John Davis, U.S. Army Corps of Engineers, Fort Worth District, general supply technician, monitors sandbag filling operations near the Arkansas River in Sand Springs, Oklahoma, May 31. Davis is one of many Corps of Engineers employees working to support local, state and federal agencies respond to historic flooding in Northeastern Oklahoma. (U.S. Army Corps of Engineers, Tulsa District/Released)
June 01, 2019

SAND SPRNGS, Okla. – Answering a call to serve is nothing new for a U.S. Army Corps of Engineers, Fort Worth District, employee.

John Davis, a general supply technician, is a retired U.S. Army Solider who has lived his entire life wanting to help others. It was this desire to continue serving that brought him to Northeastern Oklahoma. He said he received a call from his boss about a week ago asking whether he was interested in heading to Tulsa, Oklahoma, to help communities respond to historic flooding. Without hesitation, Davis said he would go and was on the road the next morning. “Helping serve the America people,” he said. “That’s what we do, and we are all very passionate about it.”

Davis said he traveled the nearly 300-mile trip while hauling a sandbag machine. The machine significantly reduces the time necessary to fill sandbags, which is critical to communities trying to hold back rising waters. He added that the conveyer belt operation allows a team of volunteers the ability to produce upward of 15,000 sandbags per day. The machine, Davis added, is deployable anywhere in the United States.

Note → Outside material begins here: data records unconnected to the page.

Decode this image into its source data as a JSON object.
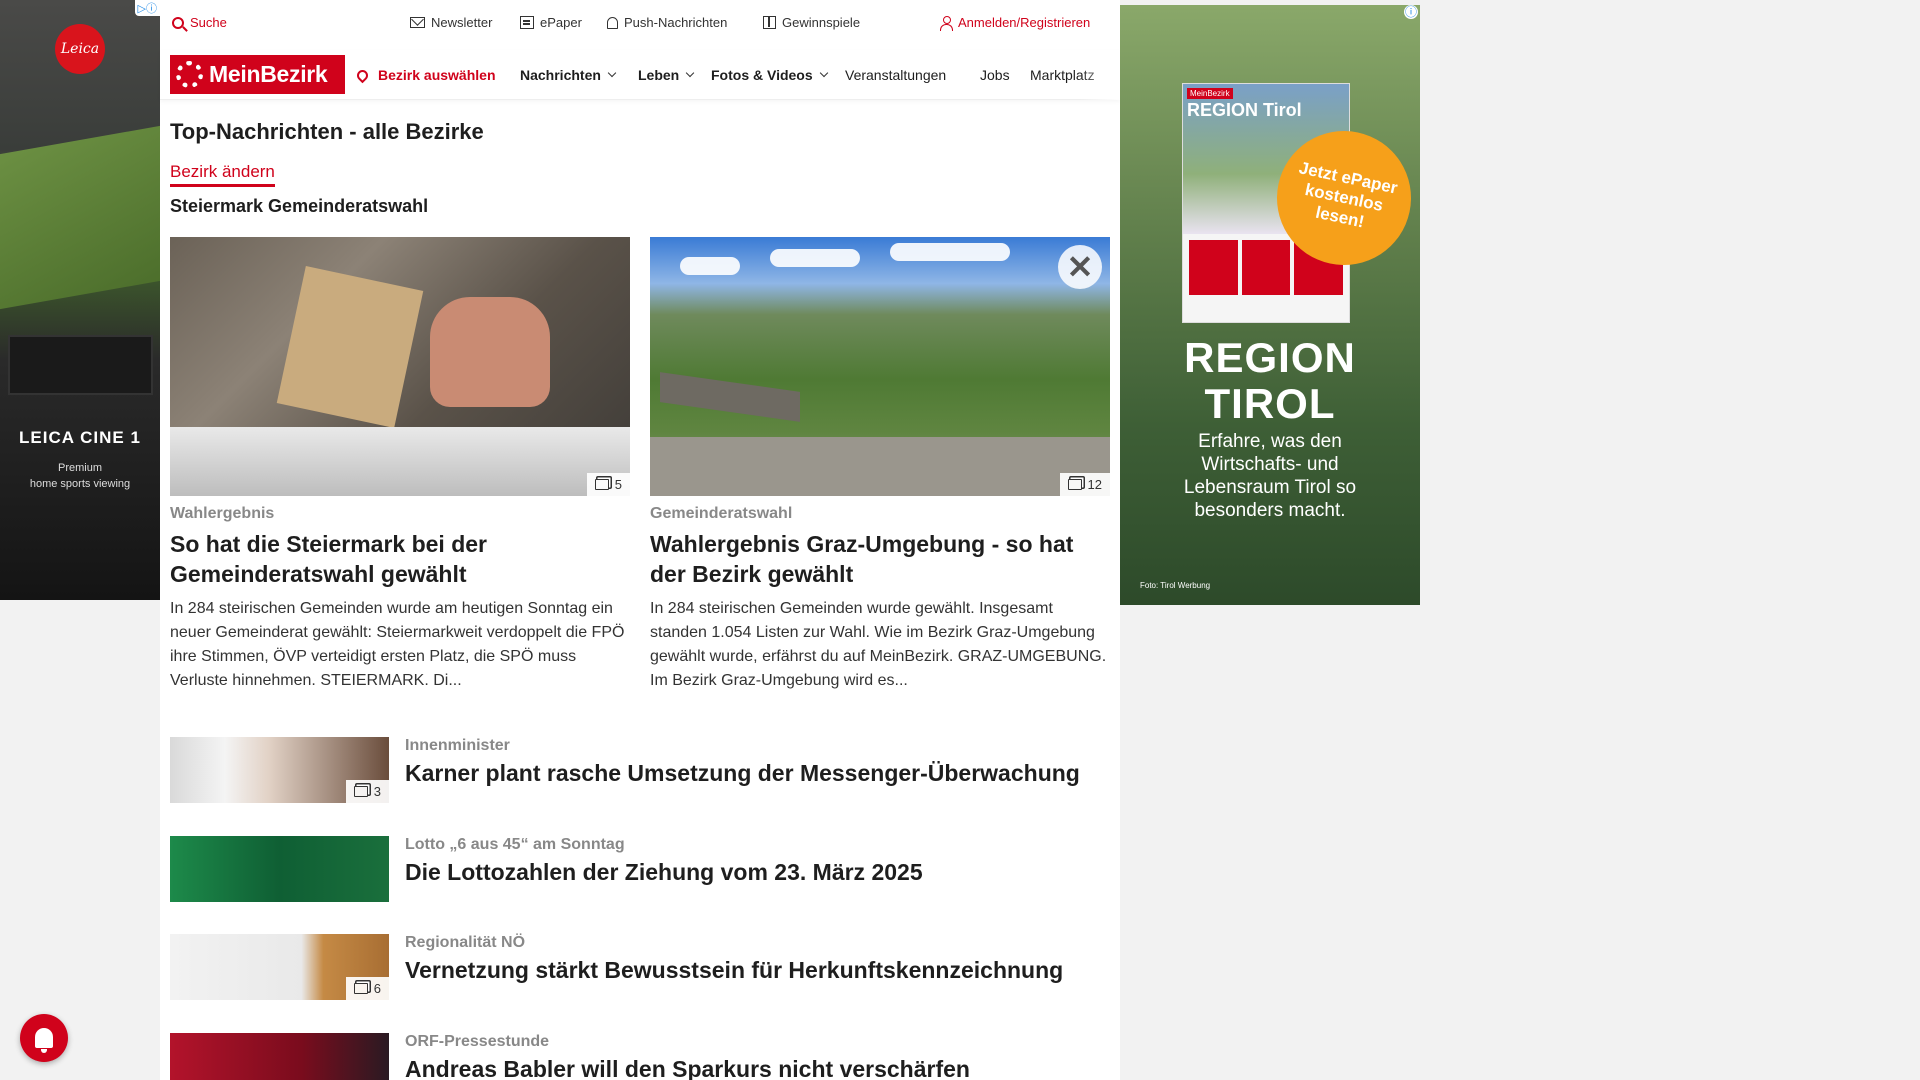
{
  "ads": {
    "left": {
      "badge": "▷ⓘ",
      "logo": "Leica",
      "title": "LEICA CINE 1",
      "subtitle_line1": "Premium",
      "subtitle_line2": "home sports viewing"
    },
    "right": {
      "badge": "ⓘ",
      "magazine_brand": "MeinBezirk",
      "magazine_title": "REGION Tirol",
      "cta": "Jetzt ePaper kostenlos lesen!",
      "headline_line1": "REGION",
      "headline_line2": "TIROL",
      "sub": "Erfahre, was den Wirtschafts- und Lebensraum Tirol so besonders macht.",
      "credit": "Foto: Tirol Werbung"
    }
  },
  "utility": {
    "search": "Suche",
    "newsletter": "Newsletter",
    "epaper": "ePaper",
    "push": "Push-Nachrichten",
    "gewinnspiele": "Gewinnspiele",
    "login": "Anmelden/Registrieren"
  },
  "nav": {
    "logo": "MeinBezirk",
    "bezirk": "Bezirk auswählen",
    "items": [
      "Nachrichten",
      "Leben",
      "Fotos & Videos",
      "Veranstaltungen",
      "Jobs",
      "Marktplatz"
    ]
  },
  "main": {
    "title": "Top-Nachrichten - alle Bezirke",
    "change_link": "Bezirk ändern",
    "section": "Steiermark Gemeinderatswahl",
    "cards": [
      {
        "kicker": "Wahlergebnis",
        "headline": "So hat die Steiermark bei der Gemeinderatswahl gewählt",
        "teaser": "In 284 steirischen Gemeinden wurde am heutigen Sonntag ein neuer Gemeinderat gewählt: Steiermarkweit verdoppelt die FPÖ ihre Stimmen, ÖVP verteidigt ersten Platz, die SPÖ muss Verluste hinnehmen.  STEIERMARK. Di...",
        "images": "5"
      },
      {
        "kicker": "Gemeinderatswahl",
        "headline": "Wahlergebnis Graz-Umgebung - so hat der Bezirk gewählt",
        "teaser": "In 284 steirischen Gemeinden wurde gewählt. Insgesamt standen 1.054 Listen zur Wahl. Wie im Bezirk Graz-Umgebung gewählt wurde, erfährst du auf MeinBezirk. GRAZ-UMGEBUNG. Im Bezirk Graz-Umgebung wird es...",
        "images": "12"
      }
    ],
    "list": [
      {
        "kicker": "Innenminister",
        "headline": "Karner plant rasche Umsetzung der Messenger-Überwachung",
        "images": "3"
      },
      {
        "kicker": "Lotto „6 aus 45“ am Sonntag",
        "headline": "Die Lottozahlen der Ziehung vom 23. März 2025",
        "images": ""
      },
      {
        "kicker": "Regionalität NÖ",
        "headline": "Vernetzung stärkt Bewusstsein für Herkunftskennzeichnung",
        "images": "6"
      },
      {
        "kicker": "ORF-Pressestunde",
        "headline": "Andreas Babler will den Sparkurs nicht verschärfen",
        "images": ""
      }
    ]
  },
  "colors": {
    "brand": "#d0021b",
    "kicker": "#888888"
  }
}
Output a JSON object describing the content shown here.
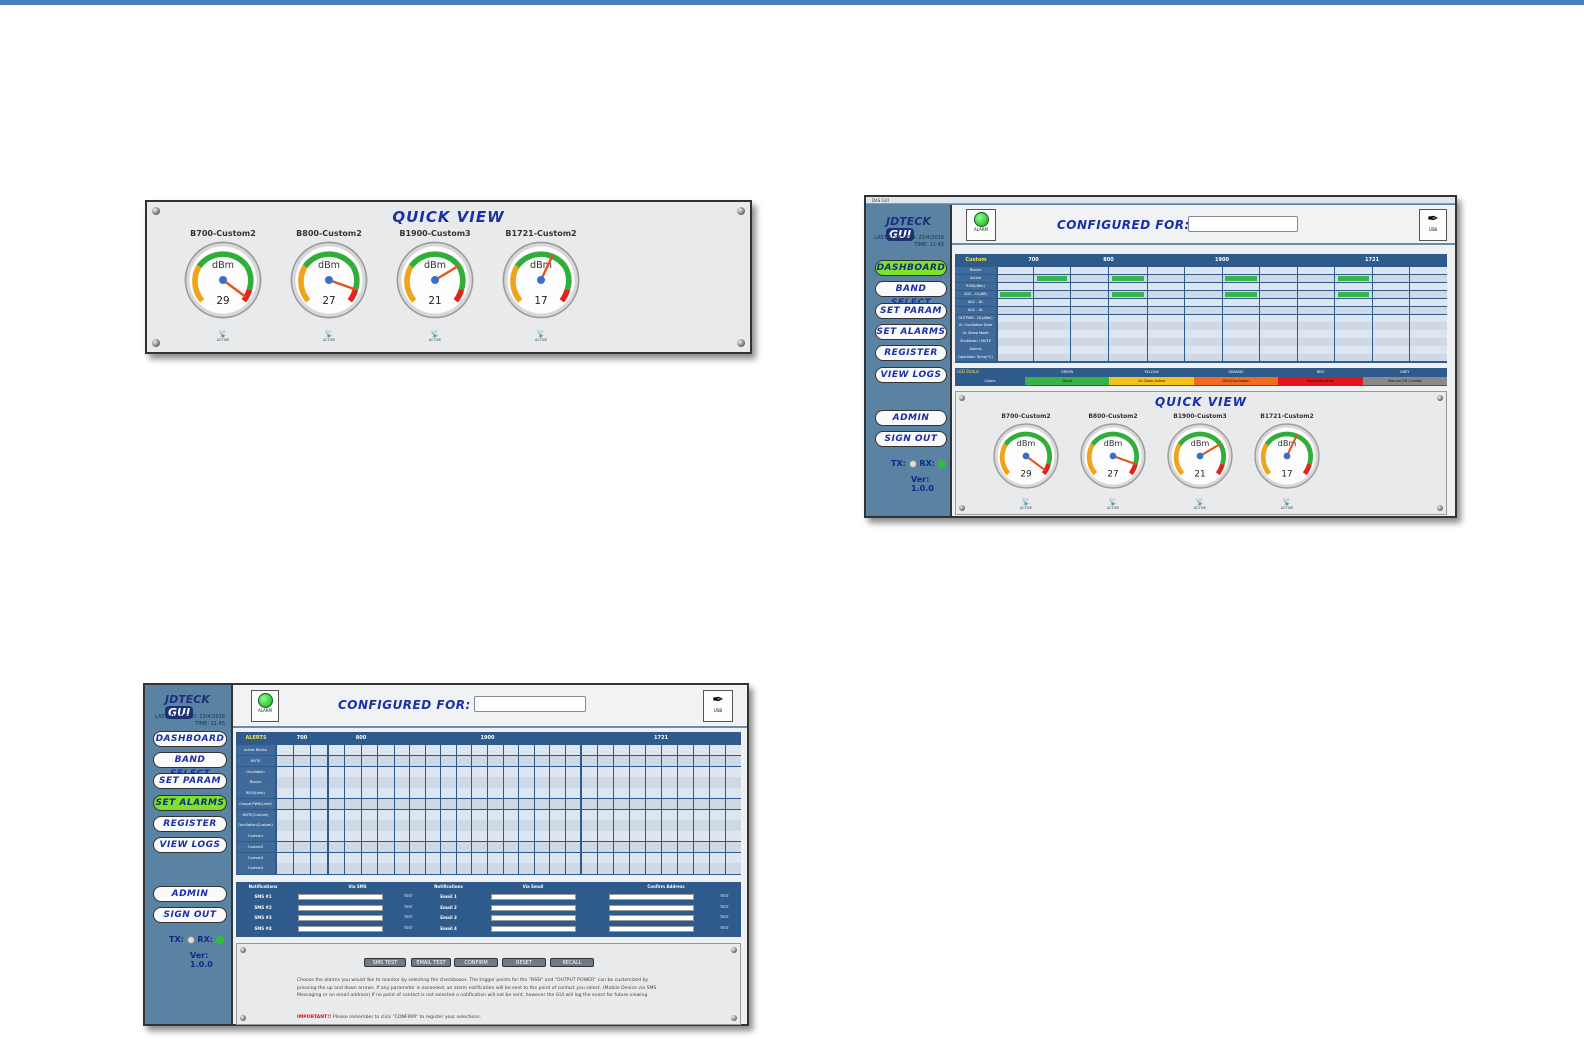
{
  "quick_view_panel": {
    "title": "QUICK VIEW",
    "gauges": [
      {
        "name": "B700-Custom2",
        "unit": "dBm",
        "value": "29",
        "status": "ACTIVE"
      },
      {
        "name": "B800-Custom2",
        "unit": "dBm",
        "value": "27",
        "status": "ACTIVE"
      },
      {
        "name": "B1900-Custom3",
        "unit": "dBm",
        "value": "21",
        "status": "ACTIVE"
      },
      {
        "name": "B1721-Custom2",
        "unit": "dBm",
        "value": "17",
        "status": "ACTIVE"
      }
    ]
  },
  "dashboard_window": {
    "window_title": "DAS GUI",
    "logo_main": "JDTECK",
    "logo_sub": "GUI",
    "last_accessed": "LAST ACCESSED: 23/4/2016",
    "time": "TIME: 11:45",
    "nav": [
      "DASHBOARD",
      "BAND SELECT",
      "SET PARAM",
      "SET ALARMS",
      "REGISTER",
      "VIEW LOGS"
    ],
    "nav_active": "DASHBOARD",
    "admin": "ADMIN",
    "sign_out": "SIGN OUT",
    "tx": "TX:",
    "rx": "RX:",
    "version": "Ver: 1.0.0",
    "alarm_label": "ALARM",
    "configured_for": "CONFIGURED FOR:",
    "usb_label": "USB",
    "band_headers": [
      "Custom",
      "700",
      "800",
      "1900",
      "1721"
    ],
    "row_labels": [
      "Blocks",
      "Active",
      "RSSI(dBm)",
      "AGC - UL(dB)",
      "AGC - DL",
      "AGC - UL",
      "OUTPWR - DL(dBm)",
      "UL Oscillation Dete",
      "UL Sleep Mode",
      "Shutdown / MUTE",
      "Alarms",
      "Operation Temp(°C)"
    ],
    "legend_title": "LED Status",
    "legend": [
      {
        "name": "GREEN",
        "desc": "Good",
        "color": "#35b548"
      },
      {
        "name": "YELLOW",
        "desc": "UL Sleep Active",
        "color": "#f6c21a"
      },
      {
        "name": "ORANGE",
        "desc": "DSO/Oscillation",
        "color": "#f26b21"
      },
      {
        "name": "RED",
        "desc": "Shutdown/Mute",
        "color": "#e3141b"
      },
      {
        "name": "GREY",
        "desc": "Manual Off / Inhibit",
        "color": "#8a8a8a"
      }
    ],
    "legend_first": "Colors",
    "quick_view_title": "QUICK VIEW",
    "gauges": [
      {
        "name": "B700-Custom2",
        "unit": "dBm",
        "value": "29",
        "status": "ACTIVE"
      },
      {
        "name": "B800-Custom2",
        "unit": "dBm",
        "value": "27",
        "status": "ACTIVE"
      },
      {
        "name": "B1900-Custom3",
        "unit": "dBm",
        "value": "21",
        "status": "ACTIVE"
      },
      {
        "name": "B1721-Custom2",
        "unit": "dBm",
        "value": "17",
        "status": "ACTIVE"
      }
    ]
  },
  "alarms_window": {
    "logo_main": "JDTECK",
    "logo_sub": "GUI",
    "last_accessed": "LAST ACCESSED: 23/4/2016",
    "time": "TIME: 11:45",
    "nav": [
      "DASHBOARD",
      "BAND SELECT",
      "SET PARAM",
      "SET ALARMS",
      "REGISTER",
      "VIEW LOGS"
    ],
    "nav_active": "SET ALARMS",
    "admin": "ADMIN",
    "sign_out": "SIGN OUT",
    "tx": "TX:",
    "rx": "RX:",
    "version": "Ver: 1.0.0",
    "alarm_label": "ALARM",
    "configured_for": "CONFIGURED FOR:",
    "usb_label": "USB",
    "band_headers": [
      "ALERTS",
      "700",
      "800",
      "1900",
      "1721"
    ],
    "row_labels": [
      "Active Blocks",
      "MUTE",
      "Oscillation",
      "Blocks",
      "RSSI(Limit)",
      "Output PWR(Limit)",
      "MUTE(Custom)",
      "Oscillation(Custom)",
      "Custom1",
      "Custom2",
      "Custom3",
      "Custom4"
    ],
    "notif_headers": [
      "Notifications",
      "Via SMS",
      "Notifications",
      "Via Email",
      "Confirm Address"
    ],
    "sms_rows": [
      "SMS #1",
      "SMS #2",
      "SMS #3",
      "SMS #4"
    ],
    "email_rows": [
      "Email 1",
      "Email 2",
      "Email 3",
      "Email 4"
    ],
    "test_label": "TEST",
    "buttons": [
      "SMS TEST",
      "EMAIL TEST",
      "CONFIRM",
      "RESET",
      "RECALL"
    ],
    "help_text": "Choose the alarms you would like to monitor by selecting the checkboxes. The trigger points for the \"RSSI\" and \"OUTPUT POWER\" can be customized by pressing the up and down arrows. If any parameter is exceeded, an alarm notification will be sent to the point of contact you select. (Mobile Device via SMS Messaging or an email address) If no point of contact is not selected a notification will not be sent, however the GUI will log the event for future viewing.",
    "important_label": "IMPORTANT!!",
    "important_text": " Please remember to click \"CONFIRM\" to register your selections."
  }
}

Arriving in the Tulsa area, Davis was assigned to help communities near Bixby, Oklahoma. “The locals in Bixby, were in a true, true dire need,” Davis said. They had people loading sandbags with shovels and this machine was able to really boost up the community’s production in order to get the sandbags to the people that needed them most, he added.

As a U.S. Army veteran, Davis said he is proud to volunteer to support the Oklahoma flood fight response. “I’ve got multiple combat tours to Iraq and Afghanistan,” said Davis. “I was injured and put out early, and it was kind of upsetting to me at the time because they were taking away my ability to serve.”

After leaving the military, Davis said it took some time to find a job but he was fortunate to find a job working for the Corps of Engineers. “Since then,” he said, “I’ve been able to deploy to Puerto Rico, and I’ve been able to work [the Oklahoma flood fight] and it is such a great feeling to give back. Some of us like to serve, and I guess I am one of them.”